The idea was always to use the D2C business to get direct feedback from consumers about the products and the packaging, before approaching retailers. Love Cocoa also sells a limited range of its products via Amazon.

“D2C is becoming more and more important,” says Cadbury, “and we saw pretty early on that it is a really important channel, and we still want to build that channel. But a chocolate product is an impulse buy, so although D2C is a great model, we also need to be in these big flagship department stores like Selfridges and Harrods to get the product seen by customers. However, we see ourselves in the future as doing a lot more D2C.”

To save time and money, Love Cocoa uses popular website platform Shopify. “You don’t have to reinvent the wheel - you can set up a website for just a couple of thousand pounds. Another good thing about using Shopify infrastructure is that it has lots of add-ons, which allow you to automate processes.”


How Dirty Lemon took D2C mobile


Who are they? NYC-based beverage brand Dirty Lemon was founded in 2015, and processes 90% of its sales by text message. The company has since scaled the brand to more than 100,000 customers, sold more than two million bottles, doubled revenue year on year since inception, and achieved project growth of 250% in 2019.

“We are the first company in the world to interact with customers exclusively via text message and built our platform with live customer service at the core,” says founder and CEO of parent company Iris Nova, Zak Normandin. “The intention in creating this model is to provide the most seamless experience possible, giving our customers a next-generation standard of convenience, product selection, and service.”

Why text messaging? “We believe communication through text message is easier and more personal than any other purchasing channel,” says Normandin. “Our customers always feel like they’re texting with a friend when they order our products - we’re building direct relationships with customers on a channel they’re inherently very comfortable in.”

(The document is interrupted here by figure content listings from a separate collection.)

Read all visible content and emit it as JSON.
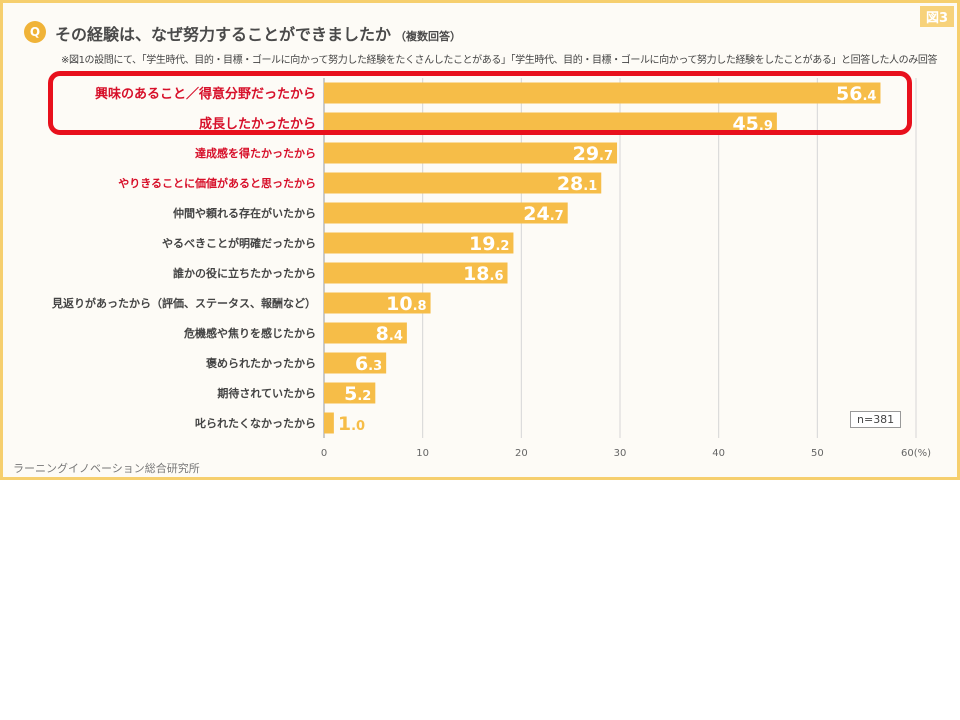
{
  "header": {
    "q_label": "Q",
    "title": "その経験は、なぜ努力することができましたか",
    "title_sub": "（複数回答）",
    "figure_tag": "図3",
    "note": "※図1の設問にて、「学生時代、目的・目標・ゴールに向かって努力した経験をたくさんしたことがある」「学生時代、目的・目標・ゴールに向かって努力した経験をしたことがある」と回答した人のみ回答"
  },
  "footer": {
    "source": "ラーニングイノベーション総合研究所"
  },
  "sample": {
    "n_label": "n=381"
  },
  "colors": {
    "bar": "#f6bd48",
    "bar_label": "#ffffff",
    "highlight_text": "#d7102a",
    "normal_text": "#444444",
    "highlight_border": "#e8101c"
  },
  "chart_data": {
    "type": "bar",
    "orientation": "horizontal",
    "categories": [
      "興味のあること／得意分野だったから",
      "成長したかったから",
      "達成感を得たかったから",
      "やりきることに価値があると思ったから",
      "仲間や頼れる存在がいたから",
      "やるべきことが明確だったから",
      "誰かの役に立ちたかったから",
      "見返りがあったから（評価、ステータス、報酬など）",
      "危機感や焦りを感じたから",
      "褒められたかったから",
      "期待されていたから",
      "叱られたくなかったから"
    ],
    "values": [
      56.4,
      45.9,
      29.7,
      28.1,
      24.7,
      19.2,
      18.6,
      10.8,
      8.4,
      6.3,
      5.2,
      1.0
    ],
    "emphasized": [
      true,
      true,
      true,
      true,
      false,
      false,
      false,
      false,
      false,
      false,
      false,
      false
    ],
    "xlim": [
      0,
      60
    ],
    "xticks": [
      "0",
      "10",
      "20",
      "30",
      "40",
      "50",
      "60(%)"
    ],
    "grid": true,
    "legend": "none"
  }
}
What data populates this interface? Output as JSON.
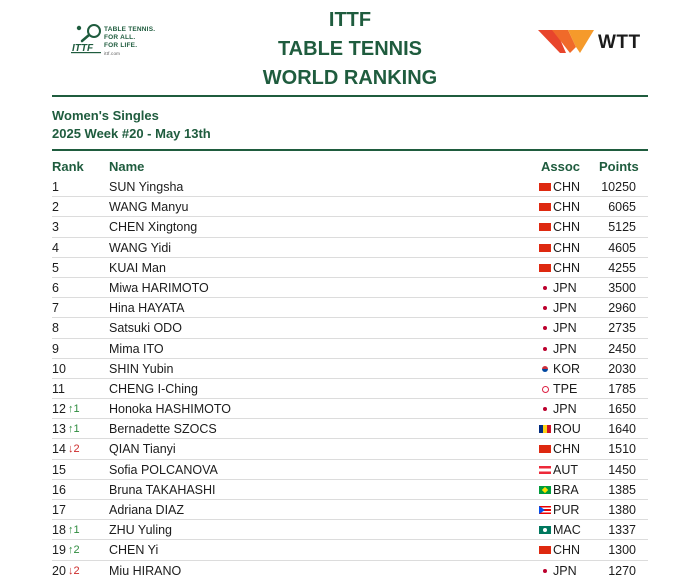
{
  "header": {
    "title_lines": [
      "ITTF",
      "TABLE TENNIS",
      "WORLD RANKING"
    ],
    "ittf_logo": {
      "mark_text": "ITTF",
      "tagline": [
        "TABLE TENNIS.",
        "FOR ALL.",
        "FOR LIFE."
      ],
      "url": "ittf.com"
    },
    "wtt_logo": {
      "text": "WTT",
      "colors": [
        "#e8452c",
        "#f59a2b"
      ]
    }
  },
  "subtitle": {
    "category": "Women's Singles",
    "week": "2025 Week #20 - May 13th"
  },
  "columns": {
    "rank": "Rank",
    "name": "Name",
    "assoc": "Assoc",
    "points": "Points"
  },
  "colors": {
    "brand_green": "#1f5c3e",
    "up": "#2e8b3e",
    "down": "#cc2a2a"
  },
  "rows": [
    {
      "rank": "1",
      "move": "",
      "dir": "",
      "name": "SUN Yingsha",
      "assoc": "CHN",
      "points": "10250"
    },
    {
      "rank": "2",
      "move": "",
      "dir": "",
      "name": "WANG Manyu",
      "assoc": "CHN",
      "points": "6065"
    },
    {
      "rank": "3",
      "move": "",
      "dir": "",
      "name": "CHEN Xingtong",
      "assoc": "CHN",
      "points": "5125"
    },
    {
      "rank": "4",
      "move": "",
      "dir": "",
      "name": "WANG Yidi",
      "assoc": "CHN",
      "points": "4605"
    },
    {
      "rank": "5",
      "move": "",
      "dir": "",
      "name": "KUAI Man",
      "assoc": "CHN",
      "points": "4255"
    },
    {
      "rank": "6",
      "move": "",
      "dir": "",
      "name": "Miwa HARIMOTO",
      "assoc": "JPN",
      "points": "3500"
    },
    {
      "rank": "7",
      "move": "",
      "dir": "",
      "name": "Hina HAYATA",
      "assoc": "JPN",
      "points": "2960"
    },
    {
      "rank": "8",
      "move": "",
      "dir": "",
      "name": "Satsuki ODO",
      "assoc": "JPN",
      "points": "2735"
    },
    {
      "rank": "9",
      "move": "",
      "dir": "",
      "name": "Mima ITO",
      "assoc": "JPN",
      "points": "2450"
    },
    {
      "rank": "10",
      "move": "",
      "dir": "",
      "name": "SHIN Yubin",
      "assoc": "KOR",
      "points": "2030"
    },
    {
      "rank": "11",
      "move": "",
      "dir": "",
      "name": "CHENG I-Ching",
      "assoc": "TPE",
      "points": "1785"
    },
    {
      "rank": "12",
      "move": "↑1",
      "dir": "up",
      "name": "Honoka HASHIMOTO",
      "assoc": "JPN",
      "points": "1650"
    },
    {
      "rank": "13",
      "move": "↑1",
      "dir": "up",
      "name": "Bernadette SZOCS",
      "assoc": "ROU",
      "points": "1640"
    },
    {
      "rank": "14",
      "move": "↓2",
      "dir": "down",
      "name": "QIAN Tianyi",
      "assoc": "CHN",
      "points": "1510"
    },
    {
      "rank": "15",
      "move": "",
      "dir": "",
      "name": "Sofia POLCANOVA",
      "assoc": "AUT",
      "points": "1450"
    },
    {
      "rank": "16",
      "move": "",
      "dir": "",
      "name": "Bruna TAKAHASHI",
      "assoc": "BRA",
      "points": "1385"
    },
    {
      "rank": "17",
      "move": "",
      "dir": "",
      "name": "Adriana DIAZ",
      "assoc": "PUR",
      "points": "1380"
    },
    {
      "rank": "18",
      "move": "↑1",
      "dir": "up",
      "name": "ZHU Yuling",
      "assoc": "MAC",
      "points": "1337"
    },
    {
      "rank": "19",
      "move": "↑2",
      "dir": "up",
      "name": "CHEN Yi",
      "assoc": "CHN",
      "points": "1300"
    },
    {
      "rank": "20",
      "move": "↓2",
      "dir": "down",
      "name": "Miu HIRANO",
      "assoc": "JPN",
      "points": "1270"
    }
  ]
}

Working with retailers? No - Normandin insists the company will never sell in traditional channels. However, it does use “strategic hospitality channels” for visibility and research purposes.

“We launched our second brand, The Drug Store, as a physical retail channel to allow customers an offline experience,” says Normandin. The Drug Store is used to test new drinks before they’re produced on a national scale - the cocktail bar is all vertically integrated and uses the Iris Nova ‘conversational commerce’ platform for all purchases.

“We opened The Drug Store in Tribeca in September 2018 as a cashier-less store that operates on a tech-enabled honour system. A customer walks in, takes a product from the fridge, and sends a text message to us. From there, a customer service representative will respond within five minutes and charge the credit card linked to the customer’s phone. New customers will be provided a link to enter payment information.”

Currently, The Drug Store only sells Dirty Lemon, but as the Iris Nova brand portfolio expands, all Iris Nova beverage brands will be on offer.